QuandoLouisesolicitou seus prontuários médicos, ela descobriu que ele também havia sido tratado por um fungo chamado aspergilo, que não havia sido anteriormente revelado a ela.
Louisedisse ao Record: “É incrível que, enquanto este incidente estava em andamento, NHS Greater Glasgow e Clyde (NHSGG&C), a primeira-ministra e a Secretária de Estado para a Saúde estavam publicamente declarando que o hospital era seguro. Como diz o principal especialista, o 4B não é seguro e ninguém deveria dizer que é.”
O CEO informou ao conselho completo na semana passada que esta ala estava segura e que as deficiências haviam sido acordadas em 2017. Nada mudou na NHSGG&C e os pacientes como Andrew continuam em risco hoje simplesmente porque aqueles responsáveis priorizam a reputação em vez dos pacientessegurança. Estou despedaçado.
Promotores também estão examinando as circunstâncias de várias mortes depacientesna QEUH. A Inquirição dos Hospitais Escoceses está investigando o projeto, planejamento e manutenção do complexo hospitalar, incluindo o Hospital Real para Crianças.
O conselho de saúdeadmitidoem janeiro que o campus foi aberto “muito cedo” e “não estava pronto” quando começou a receber pacientes em abril de 2015.
Louise disse: “Nove anos depois, é compreensível que ainda existam riscos fatais constantes, mas ainda assim é devastador ouvi-lo. Muitas perguntas precisam de respostas urgentes – por quanto tempo este incidente vem ocorrendo, quais ações foram tomadas, quando o governo escocêsinformado, por que a documentação não foi fornecida à Inquirição e por que o conselho não foi informado quando eles concordaram com a garantia da segurança hospitalar na quinta-feira?

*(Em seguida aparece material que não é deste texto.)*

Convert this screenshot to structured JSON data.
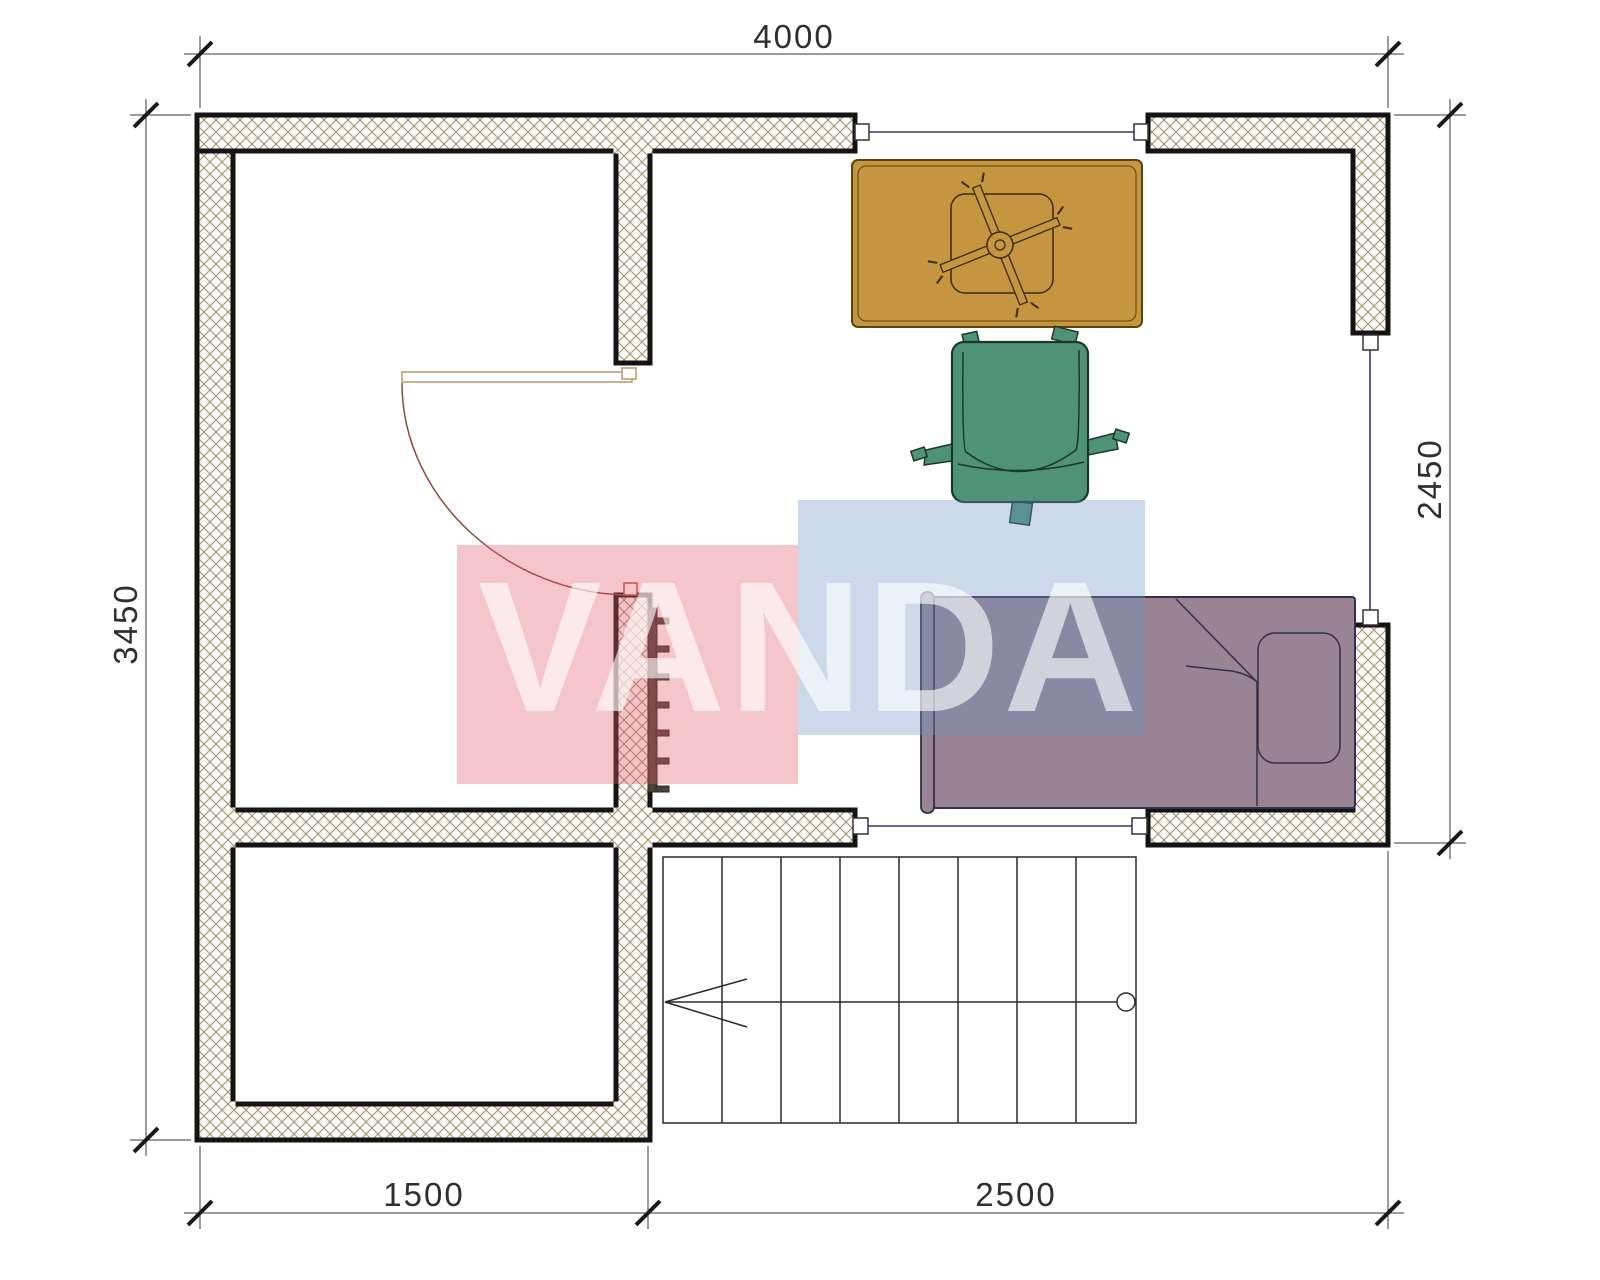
{
  "plan": {
    "type": "floor-plan",
    "dimensions": {
      "top": "4000",
      "left": "3450",
      "right": "2450",
      "bottom_left": "1500",
      "bottom_right": "2500"
    },
    "stairs": {
      "treads": 8
    },
    "windows_count": 3,
    "doors_count": 1,
    "furniture": [
      "desk",
      "office-chair",
      "armchair",
      "single-bed",
      "radiator",
      "staircase"
    ]
  },
  "watermark": {
    "text": "VANDA"
  },
  "colors": {
    "wall_line": "#141414",
    "hatch_line": "#a1906a",
    "hatch_bg": "#fbfaf6",
    "window_line": "#35356b",
    "frame_line": "#333333",
    "desk_fill": "#c6953f",
    "desk_line": "#5c430f",
    "chair_fill": "#4f9377",
    "chair_line": "#1c372b",
    "bed_fill": "#9a8494",
    "bed_line": "#33304a",
    "door_arc": "#8a4a3a",
    "door_leaf": "#b89868",
    "door_jamb": "#c0502a",
    "radiator": "#4a4238",
    "stair_line": "#2a2a2a",
    "dim_line": "#3a3a3a",
    "dim_text": "#2f2f2f",
    "wm_pink": "rgba(225,90,110,0.35)",
    "wm_blue": "rgba(109,146,195,0.35)",
    "wm_text": "rgba(255,255,255,0.62)"
  }
}
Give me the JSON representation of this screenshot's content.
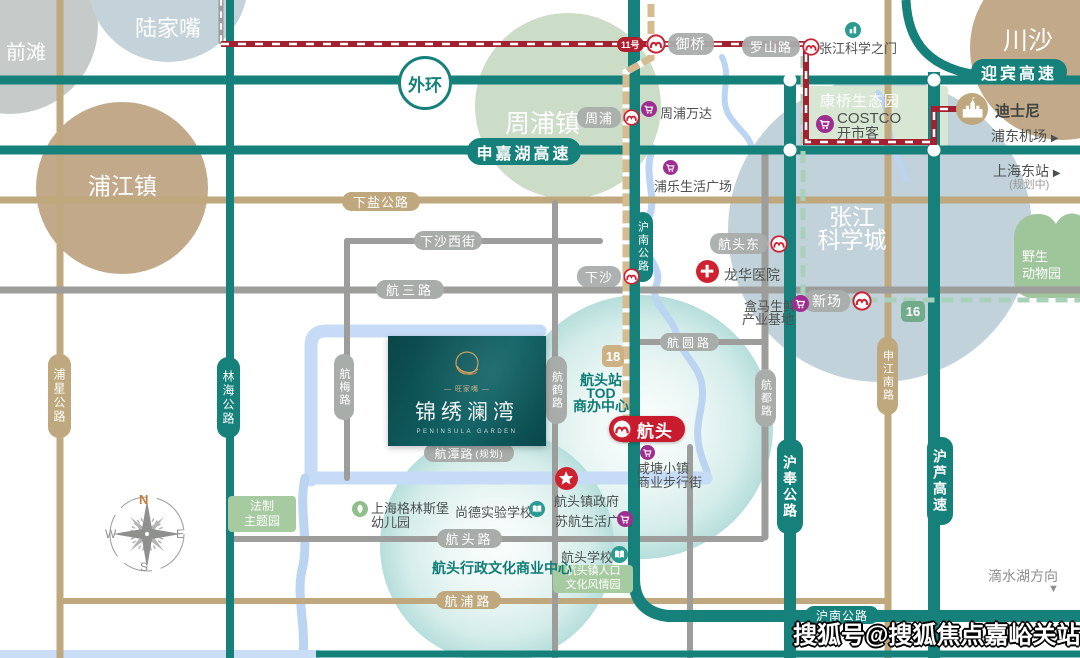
{
  "districts": {
    "qiantan": "前滩",
    "lujiazui": "陆家嘴",
    "pujiang": "浦江镇",
    "zhoupu": "周浦镇",
    "chuansha": "川沙",
    "zhangjiang_l1": "张江",
    "zhangjiang_l2": "科学城",
    "wildlife_l1": "野生",
    "wildlife_l2": "动物园",
    "kangqiao": "康桥生态园"
  },
  "highways": {
    "waihuan": "外环",
    "shenjiahu": "申嘉湖高速",
    "yingbin": "迎宾高速",
    "hunan_v": "沪南公路",
    "hunan_b": "沪南公路",
    "hufeng": "沪奉公路",
    "hulu": "沪芦高速"
  },
  "roads": {
    "xiayan": "下盐公路",
    "xiashaxijie": "下沙西街",
    "hangsan": "航三路",
    "hangyuan": "航圆路",
    "hangtan": "航潭路",
    "hangtan_note": "(规划)",
    "hangtoulu": "航头路",
    "hangpu": "航浦路",
    "puxing": "浦星公路",
    "linhai": "林海公路",
    "hangmei": "航梅路",
    "hanghe": "航鹤路",
    "hanghe_note": "规划",
    "hangdu": "航都路",
    "shenjiangnan": "申江南路"
  },
  "stations": {
    "yuqiao": "御桥",
    "luoshanlu": "罗山路",
    "zhoupu": "周浦",
    "xiasha": "下沙",
    "hangtoudong": "航头东",
    "xinchang": "新场",
    "hangtou": "航头"
  },
  "metro_badges": {
    "line11": "11号",
    "line16": "16",
    "line18": "18"
  },
  "pois": {
    "zhangjiang_gate": "张江科学之门",
    "wanda": "周浦万达",
    "pule": "浦乐生活广场",
    "costco_l1": "COSTCO",
    "costco_l2": "开市客",
    "longhua": "龙华医院",
    "hema_l1": "盒马生鲜",
    "hema_l2": "产业基地",
    "disney": "迪士尼",
    "airport": "浦东机场",
    "airport_arrow": "▶",
    "east_station": "上海东站",
    "east_station_note": "(规划中)",
    "east_arrow": "▶",
    "tod_l1": "航头站",
    "tod_l2": "TOD",
    "tod_l3": "商办中心",
    "xiantang_l1": "咸塘小镇",
    "xiantang_l2": "商业步行街",
    "gov": "航头镇政府",
    "suhang": "苏航生活广场",
    "school_hangtou": "航头学校",
    "shangde": "尚德实验学校",
    "greensburg_l1": "上海格林斯堡",
    "greensburg_l2": "幼儿园",
    "fazhi_l1": "法制",
    "fazhi_l2": "主题园",
    "renkou_l1": "航头镇人口",
    "renkou_l2": "文化风情园",
    "admin_center": "航头行政文化商业中心",
    "dishuihu": "滴水湖方向",
    "dishuihu_arrow": "▼"
  },
  "project": {
    "brand": "— 旺家嘴 —",
    "name": "锦绣澜湾",
    "name_en": "PENINSULA GARDEN"
  },
  "compass": {
    "n": "N",
    "e": "E",
    "s": "S",
    "w": "W"
  },
  "watermark": "搜狐号@搜狐焦点嘉峪关站",
  "colors": {
    "teal_road": "#16807b",
    "tan_road": "#c0a87e",
    "gray_road": "#9d9d9b",
    "metro11_red": "#a32030",
    "line16_green": "#a8d1ba",
    "line18_tan": "#d5bb8f",
    "river_blue": "#bad4f2",
    "poi_purple": "#9e2f91",
    "icon_red": "#cf2231",
    "park_green": "#a6cba0",
    "accent_teal_text": "#0e7c76"
  }
}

Um porta-voz da NHSGG&C disse: “Recentemente respondemos a preocupações sobre possível entrada de água em uma sala dentro da Ala 4B. Como resposta, um pequeno número de salas foi temporariamente selado e investigações foram realizadas, com medidas apropriadas de prevenção e controle de infecções em vigor.
“Após investigações, que incluíram a exploração da ala 5B no andar superior, podemos confirmar que não foi encontrada evidência recente de infiltração de água na ala até o momento, no entanto, continuamos a manter-nos vigilantes.
Como medida adicional de precaução, estamos fechando temporariamente o Setor 5B (diretamente acima do 4B) para realizar melhorias planejadas nos banheiros privativos. Problemas nos banheiros privativos já haviam sido identificados e fazem parte de nossas ações legais contínuas contra o construtor.
Para apoiar as melhorias, os pacientes da WARD 5B serão transferidos para outra ala apropriada.
Estamos em comunicação com pacientes e funcionários durante este período.
O Record procurou o Governo da Escócia para comentar.